You didn’t have to be physically present at Golgotha. The crucifixion of Christ is not merely a historical event; it is a theological reality that implicates every sinner. The old Negro spiritual asks, “Were you there when they crucified my Lord?” And the only honest answer is yes. I was there. I was the lie in Peter’s mouth, the betrayal in Judas’ kiss, the false witness in the Sanhedrin’s court. I was the mockery in the crowd, the hammer, the whip, the spit, and the sneer.
And if that doesn’t make you tremble… what will?
The courtroom still stands. The Ninth Commandment has not been retired. It is not a museum piece. It is a mirror that reveals the soul. And unless Christ had risen, unless He had stood in your place, unless He had bled for your transgressions and now intercedes for you—then the verdict would be final. No appeal. No escape. The righteous Judge has seen it all. He doesn’t need a high-powered attorney to trap you in contradiction. He was there. He heard it. He witnessed it. And the case against you is airtight.

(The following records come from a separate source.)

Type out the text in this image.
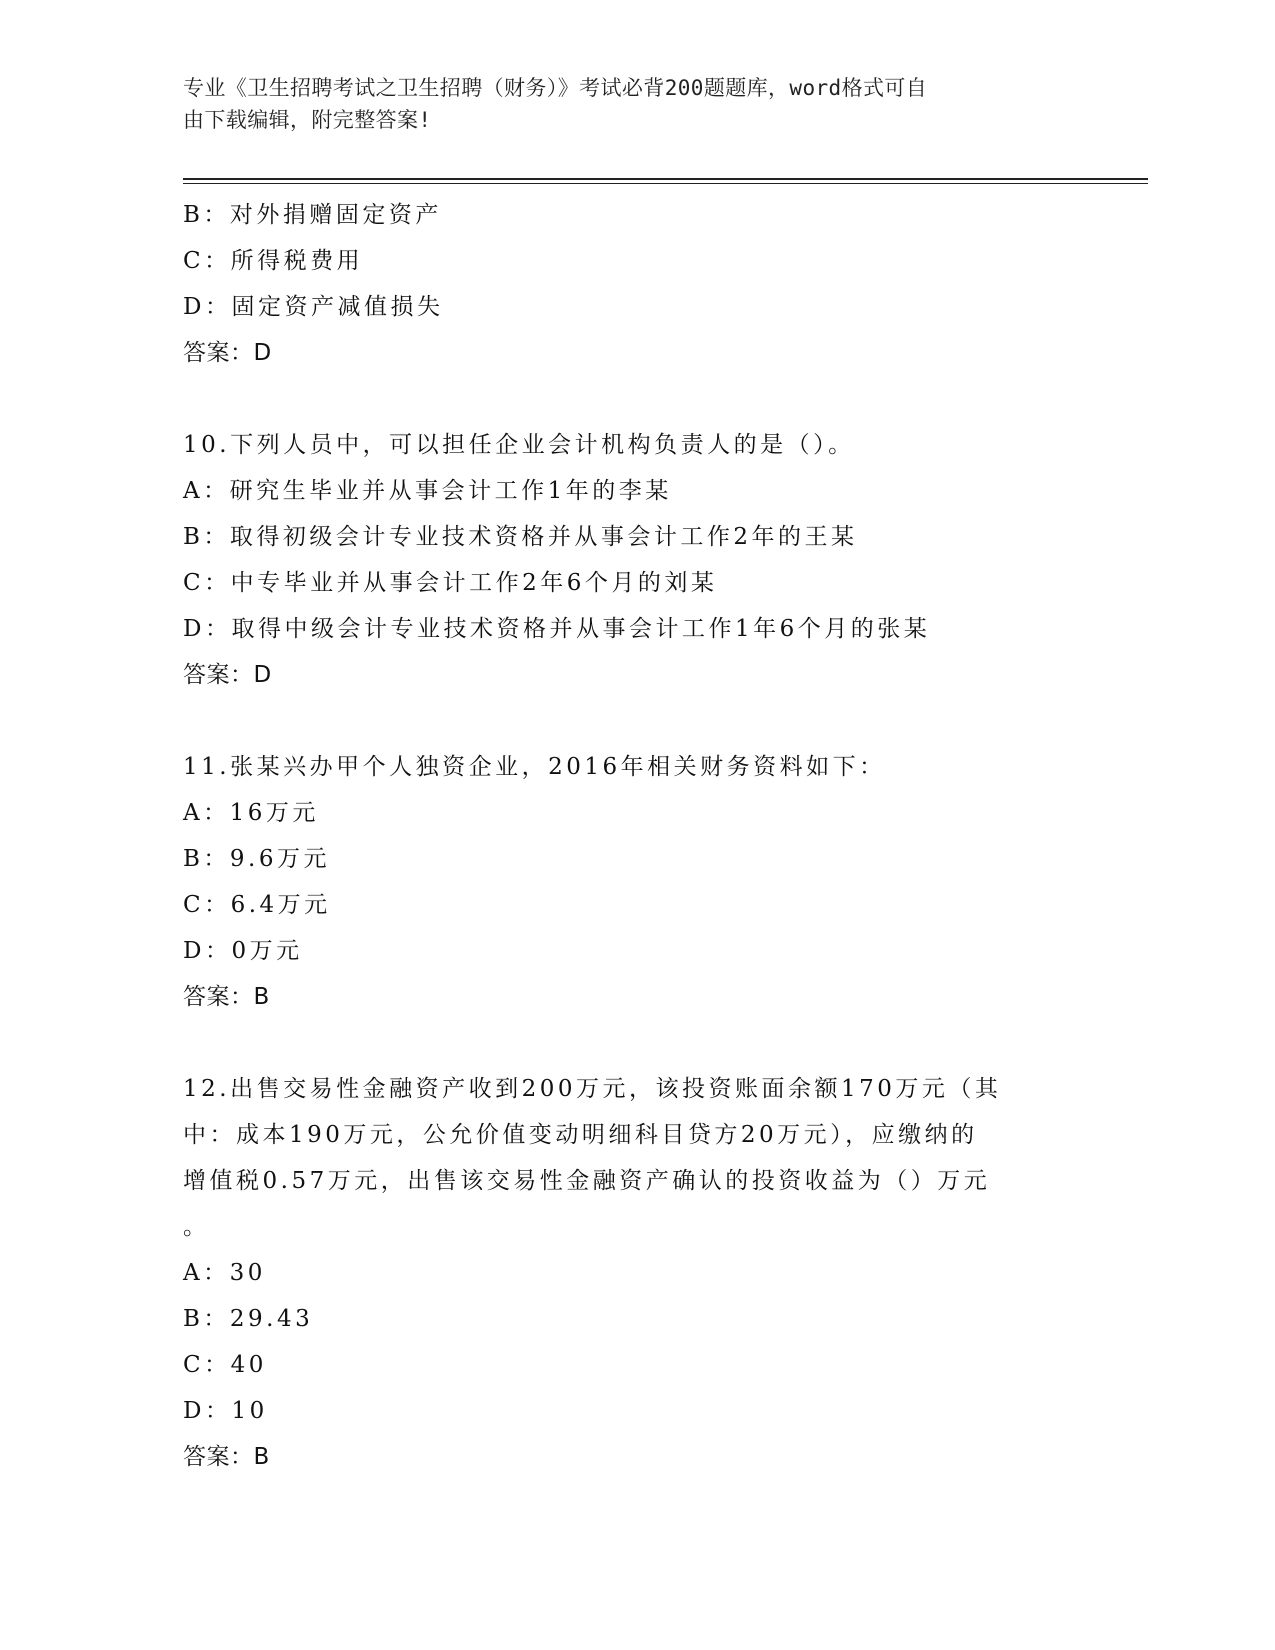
专业《卫生招聘考试之卫生招聘（财务）》考试必背200题题库，word格式可自
由下载编辑，附完整答案!
B：对外捐赠固定资产
C：所得税费用
D：固定资产减值损失
答案：D
10.下列人员中，可以担任企业会计机构负责人的是（）。
A：研究生毕业并从事会计工作1年的李某
B：取得初级会计专业技术资格并从事会计工作2年的王某
C：中专毕业并从事会计工作2年6个月的刘某
D：取得中级会计专业技术资格并从事会计工作1年6个月的张某
答案：D
11.张某兴办甲个人独资企业，2016年相关财务资料如下：
A：16万元
B：9.6万元
C：6.4万元
D：0万元
答案：B
12.出售交易性金融资产收到200万元，该投资账面余额170万元（其
中：成本190万元，公允价值变动明细科目贷方20万元），应缴纳的
增值税0.57万元，出售该交易性金融资产确认的投资收益为（）万元
。
A：30
B：29.43
C：40
D：10
答案：B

There are only two possible outcomes in heaven’s courtroom: either the charges against you stand open, awaiting your eternal execution, or they are closed—stamped, sealed, and satisfied by the blood of Christ. There is only one plea that can silence the judgment: “Paid in full.” And that seal is not inked with your good intentions but with the crimson stream of the Lamb who took your place.
So if you are reading this and do not know Christ—repent. Do not delay. The evidence is already compiled. The witnesses are in place. Your words will be used against you unless they are covered by the mercy of God. But if you turn to Christ, if you call upon His name, if you place your trust in the One who was crucified by lies so that your lies could be forgiven, you will be saved. And if not, then the firing squad of heaven will mow you down justly. The Truth Himself will rise to condemn you.
But if you belong to Christ, if your name is written in the Book of Life, then let this be a call to vigilance. Do not play with the sin that pierced your Savior. Do not trifle with deceit. Do not rationalize exaggerations or sanctify slander. Do not treat false witness like a minor infraction when it was the very poison that sent Jesus to the grave.
As Charles Spurgeon once said, “If Christ has died for me, I cannot trifle with the evil that killed my best Friend.” Let that sentence settle in your heart. Let it restrain your lips with holy reverence. Let it bind your conscience to truth like a chain of gold. And let it drive you to confession, not with shame alone, but with joy—because the One you crucified has risen. The One you slandered has forgiven. And the One your lies condemned has now declared you righteous in Himself.